Однако, вновь и вновь прокручивая в голове события минувших дней, капитан раз за разом возвращался к тревожащей мысли о том, с какой скоростью предусмотрительный и расторопный юноша с благородным воспитанием и безупречными манерами превратился в изливающегося злобой и презрением безумца, которого перестали узнавать не только старые знакомые, но даже и собственный отец. Для того, что полностью переменить характер, Бравилу хватило всего одного дня. А во что под влиянием раха превратится Кирис, допустим, через год? Через пять лет?

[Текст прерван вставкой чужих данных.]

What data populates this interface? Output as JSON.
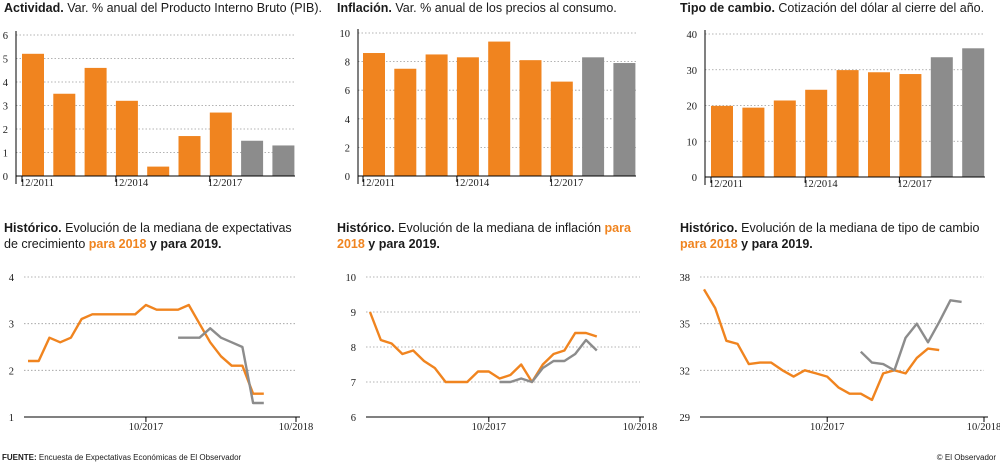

Угроза была совершенно реальна, и вельменно должны не только о ней узнать, но и увидеть собственными глазами. Встреча с мэтром Ранви была абсолютно необходима.

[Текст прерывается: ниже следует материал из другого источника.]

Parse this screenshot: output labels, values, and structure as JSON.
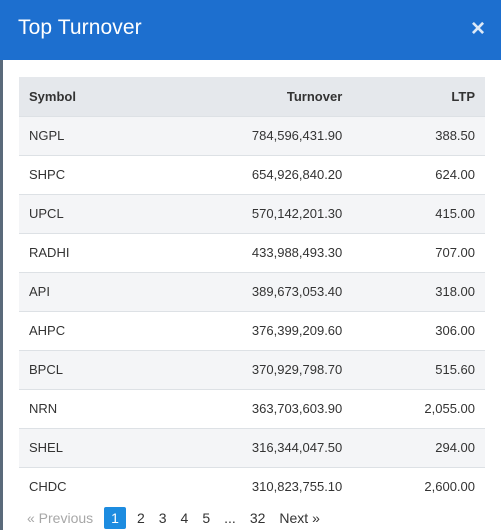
{
  "header": {
    "title": "Top Turnover",
    "close_label": "×"
  },
  "table": {
    "columns": [
      "Symbol",
      "Turnover",
      "LTP"
    ],
    "rows": [
      [
        "NGPL",
        "784,596,431.90",
        "388.50"
      ],
      [
        "SHPC",
        "654,926,840.20",
        "624.00"
      ],
      [
        "UPCL",
        "570,142,201.30",
        "415.00"
      ],
      [
        "RADHI",
        "433,988,493.30",
        "707.00"
      ],
      [
        "API",
        "389,673,053.40",
        "318.00"
      ],
      [
        "AHPC",
        "376,399,209.60",
        "306.00"
      ],
      [
        "BPCL",
        "370,929,798.70",
        "515.60"
      ],
      [
        "NRN",
        "363,703,603.90",
        "2,055.00"
      ],
      [
        "SHEL",
        "316,344,047.50",
        "294.00"
      ],
      [
        "CHDC",
        "310,823,755.10",
        "2,600.00"
      ]
    ]
  },
  "pagination": {
    "prev": "« Previous",
    "pages": [
      "1",
      "2",
      "3",
      "4",
      "5",
      "...",
      "32"
    ],
    "active": "1",
    "next": "Next »"
  },
  "colors": {
    "header_bg": "#1d6fcf",
    "active_page": "#1d8ce0"
  }
}
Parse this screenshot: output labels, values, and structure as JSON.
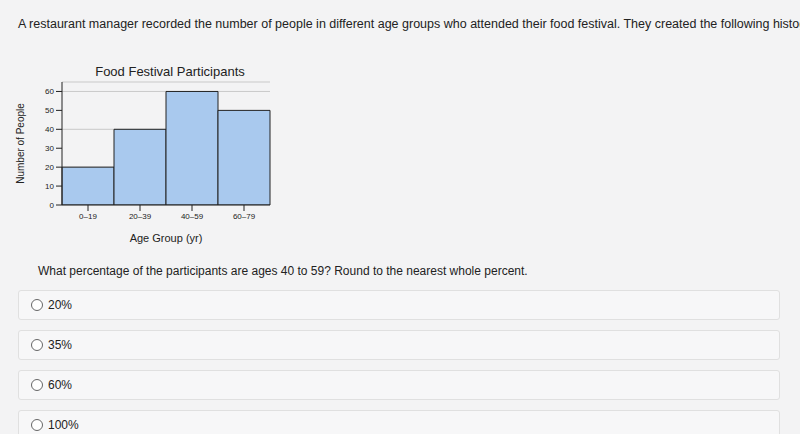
{
  "intro": "A restaurant manager recorded the number of people in different age groups who attended their food festival. They created the following histogram:",
  "chart_data": {
    "type": "bar",
    "title": "Food Festival Participants",
    "x_label": "Age Group (yr)",
    "y_label": "Number of People",
    "categories": [
      "0–19",
      "20–39",
      "40–59",
      "60–79"
    ],
    "values": [
      20,
      40,
      60,
      50
    ],
    "color": "#a9c9ee",
    "ylim": [
      0,
      65
    ],
    "yticks": [
      0,
      10,
      20,
      30,
      40,
      50,
      60
    ],
    "grid": true
  },
  "question": "What percentage of the participants are ages 40 to 59? Round to the nearest whole percent.",
  "options": [
    "20%",
    "35%",
    "60%",
    "100%"
  ]
}
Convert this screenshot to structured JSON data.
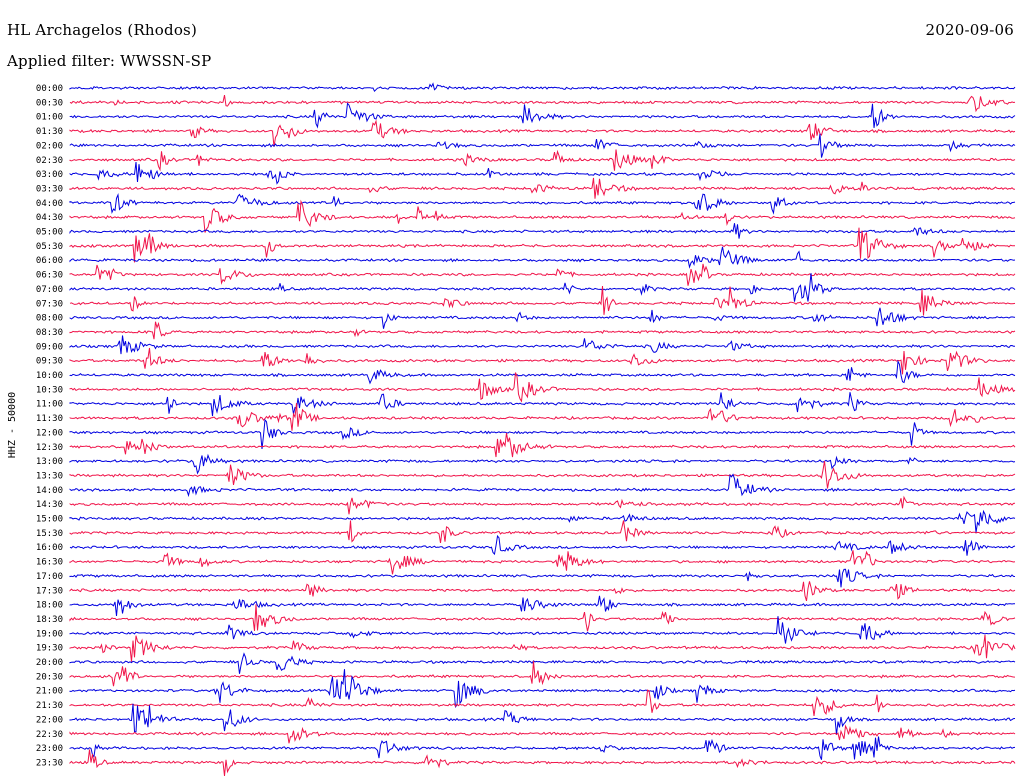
{
  "header": {
    "station": "HL Archagelos (Rhodos)",
    "date": "2020-09-06",
    "filter": "Applied filter: WWSSN-SP"
  },
  "chart_data": {
    "type": "line",
    "title": "HL Archagelos (Rhodos)",
    "ylabel": "HHZ - 50000",
    "xlabel": "",
    "row_labels": [
      "00:00",
      "00:30",
      "01:00",
      "01:30",
      "02:00",
      "02:30",
      "03:00",
      "03:30",
      "04:00",
      "04:30",
      "05:00",
      "05:30",
      "06:00",
      "06:30",
      "07:00",
      "07:30",
      "08:00",
      "08:30",
      "09:00",
      "09:30",
      "10:00",
      "10:30",
      "11:00",
      "11:30",
      "12:00",
      "12:30",
      "13:00",
      "13:30",
      "14:00",
      "14:30",
      "15:00",
      "15:30",
      "16:00",
      "16:30",
      "17:00",
      "17:30",
      "18:00",
      "18:30",
      "19:00",
      "19:30",
      "20:00",
      "20:30",
      "21:00",
      "21:30",
      "22:00",
      "22:30",
      "23:00",
      "23:30"
    ],
    "trace_colors": [
      "#0000e0",
      "#f0144a"
    ],
    "grid": false,
    "legend": "none"
  }
}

— Капитан? — Нильсем вопросительно приподнял бровь.
— Буду просить вельменно о снисхождении, — наконец, ответил Эйдон. — Не знаю, возможно ли вернуть юноше рассудок — быть может, никто не станет даже пытаться. Однако мне хочется верить, что в истории о подающем надежды торговце из Формо ещё возможен если не счастливый, то хотя бы не слишком трагичный финал.
С этими словами Эйдон поднялся на ноги, заглянул Бравилу в лицо. Встретившись с отсутствующим взглядом торговца, капитан пощёлкал пальцами перед его носом, и добавил, убедившись, что тот слушает:
— Советую как следует попрощаться с домом, ибо каким бы ни было решение вельменно, обратно ты уже не вернёшься.
* * *
Однако в этот момент произошло то, чего Эйдон ожидал меньше всего: Бравил рассмеялся. Тихим, истерическим смехом, наполненным непередаваемым, поистине безумным весельем. Он махнул головой в сторону предместий и с трудом, захлёбываясь хохотом, объявил:
— Я, может, и не вернусь, а вот вы… А вот вы и не уйдёте! Вы что, не чувствуете? Они… они уже рядом!

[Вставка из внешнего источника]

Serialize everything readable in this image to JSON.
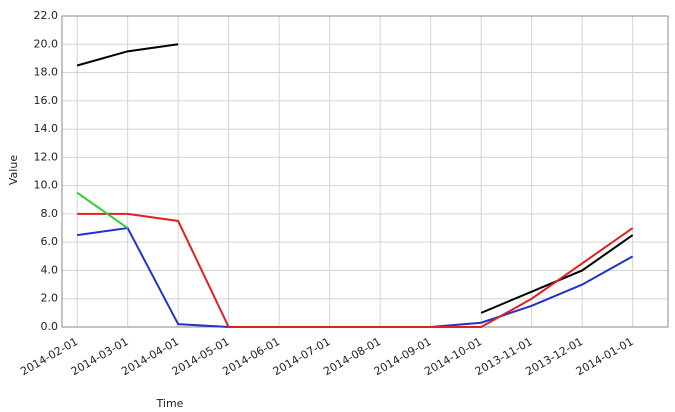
{
  "chart_data": {
    "type": "line",
    "xlabel": "Time",
    "ylabel": "Value",
    "categories": [
      "2014-02-01",
      "2014-03-01",
      "2014-04-01",
      "2014-05-01",
      "2014-06-01",
      "2014-07-01",
      "2014-08-01",
      "2014-09-01",
      "2014-10-01",
      "2013-11-01",
      "2013-12-01",
      "2014-01-01"
    ],
    "series": [
      {
        "name": "black",
        "color": "#000000",
        "values": [
          18.5,
          19.5,
          20,
          null,
          null,
          null,
          null,
          null,
          1,
          2.5,
          4,
          6.5
        ]
      },
      {
        "name": "blue",
        "color": "#2233cc",
        "values": [
          6.5,
          7,
          0.2,
          0,
          0,
          0,
          0,
          0,
          0.3,
          1.5,
          3,
          5
        ]
      },
      {
        "name": "red",
        "color": "#dd2222",
        "values": [
          8,
          8,
          7.5,
          0,
          0,
          0,
          0,
          0,
          0,
          2,
          4.5,
          7
        ]
      },
      {
        "name": "green",
        "color": "#33cc33",
        "values": [
          9.5,
          7,
          null,
          null,
          null,
          null,
          null,
          null,
          null,
          null,
          null,
          null
        ]
      }
    ],
    "ylim": [
      0,
      22
    ],
    "yticks": [
      {
        "value": 0,
        "label": "0.0"
      },
      {
        "value": 2,
        "label": "2.0"
      },
      {
        "value": 4,
        "label": "4.0"
      },
      {
        "value": 6,
        "label": "6.0"
      },
      {
        "value": 8,
        "label": "8.0"
      },
      {
        "value": 10,
        "label": "10.0"
      },
      {
        "value": 12,
        "label": "12.0"
      },
      {
        "value": 14,
        "label": "14.0"
      },
      {
        "value": 16,
        "label": "16.0"
      },
      {
        "value": 18,
        "label": "18.0"
      },
      {
        "value": 20,
        "label": "20.0"
      },
      {
        "value": 22,
        "label": "22.0"
      }
    ],
    "grid": true
  }
}
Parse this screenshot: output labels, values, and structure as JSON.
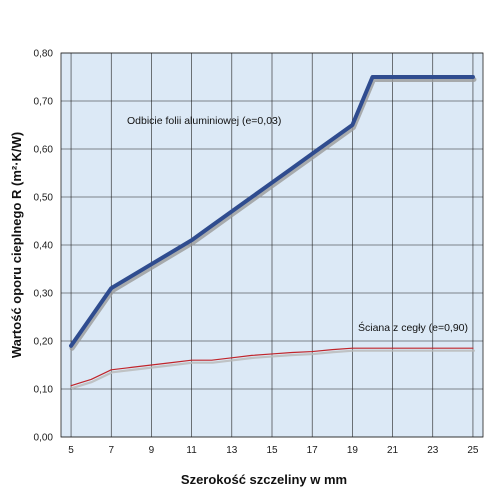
{
  "chart_data": {
    "type": "line",
    "title": "",
    "xlabel": "Szerokość szczeliny w mm",
    "ylabel": "Wartość oporu cieplnego R (m²·K/W)",
    "xlim": [
      4.5,
      25.5
    ],
    "ylim": [
      0,
      0.8
    ],
    "x_ticks": [
      5,
      7,
      9,
      11,
      13,
      15,
      17,
      19,
      21,
      23,
      25
    ],
    "y_ticks": [
      0,
      0.1,
      0.2,
      0.3,
      0.4,
      0.5,
      0.6,
      0.7,
      0.8
    ],
    "y_tick_labels": [
      "0,00",
      "0,10",
      "0,20",
      "0,30",
      "0,40",
      "0,50",
      "0,60",
      "0,70",
      "0,80"
    ],
    "grid": {
      "horizontal": true,
      "vertical": true
    },
    "background_color": "#dce9f6",
    "grid_color": "#1f1f1f",
    "series": [
      {
        "name": "Odbicie folii aluminiowej (e=0,03)",
        "color": "#2f4c8f",
        "shadow_color": "#9a9a9a",
        "x": [
          5,
          6,
          7,
          8,
          9,
          10,
          11,
          12,
          13,
          14,
          15,
          16,
          17,
          18,
          19,
          20,
          21,
          22,
          23,
          24,
          25
        ],
        "y": [
          0.19,
          0.25,
          0.31,
          0.335,
          0.36,
          0.385,
          0.41,
          0.44,
          0.47,
          0.5,
          0.53,
          0.56,
          0.59,
          0.62,
          0.65,
          0.75,
          0.75,
          0.75,
          0.75,
          0.75,
          0.75
        ]
      },
      {
        "name": "Ściana z cegły (e=0,90)",
        "color": "#c0252b",
        "shadow_color": "#b8b8b8",
        "x": [
          5,
          6,
          7,
          8,
          9,
          10,
          11,
          12,
          13,
          14,
          15,
          16,
          17,
          18,
          19,
          20,
          21,
          22,
          23,
          24,
          25
        ],
        "y": [
          0.107,
          0.12,
          0.14,
          0.145,
          0.15,
          0.155,
          0.16,
          0.16,
          0.165,
          0.17,
          0.173,
          0.176,
          0.178,
          0.182,
          0.185,
          0.185,
          0.185,
          0.185,
          0.185,
          0.185,
          0.185
        ]
      }
    ]
  }
}
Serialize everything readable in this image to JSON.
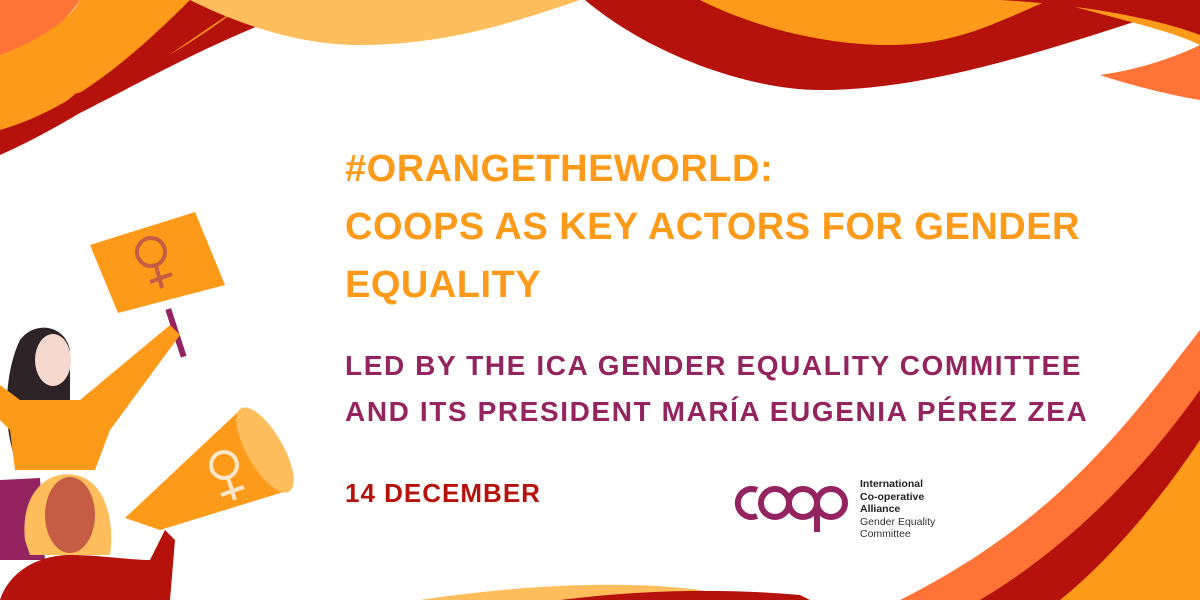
{
  "headline": {
    "lines": [
      "#OrangeTheWorld:",
      "Coops as key actors for gender",
      "equality"
    ]
  },
  "subheadline": {
    "lines": [
      "Led by the ICA Gender Equality Committee",
      "and its President María Eugenia Pérez Zea"
    ]
  },
  "date": "14 December",
  "logo": {
    "wordmark": "coop",
    "org_lines": [
      "International",
      "Co-operative",
      "Alliance"
    ],
    "committee_lines": [
      "Gender Equality",
      "Committee"
    ]
  },
  "illustration": {
    "icons": [
      "female-symbol-icon",
      "megaphone-icon",
      "protest-sign-icon"
    ]
  },
  "colors": {
    "orange": "#fd9a1a",
    "light_orange": "#ffbd5c",
    "coral": "#ff7337",
    "dark_red": "#b5120b",
    "purple": "#93245f"
  }
}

Гвардейцы проследили за полубезумным взглядом, всмотрелись в темноту. Ничего.
— Да вон же они!
— Парень, кажется, совсем поплыл, — предположил Нильсем.
— Или нет, — отозвался Анор. — Глядите, на дороге, там, где стояла Кирис.
И действительно, у «места силы» показалась пара неясных человеческих силуэта. Первый без сомнения принадлежал мужчине: высокий, широкоплечий, в широких штанах, плавно сужающихся к щиколоткам, и длинном камзоле. Лица его Эйдон не разглядел — не успел, потому что внимание почти сразу переключилось на другой силуэт, который, учитывая рост и сложение, должен был принадлежать ребёнку.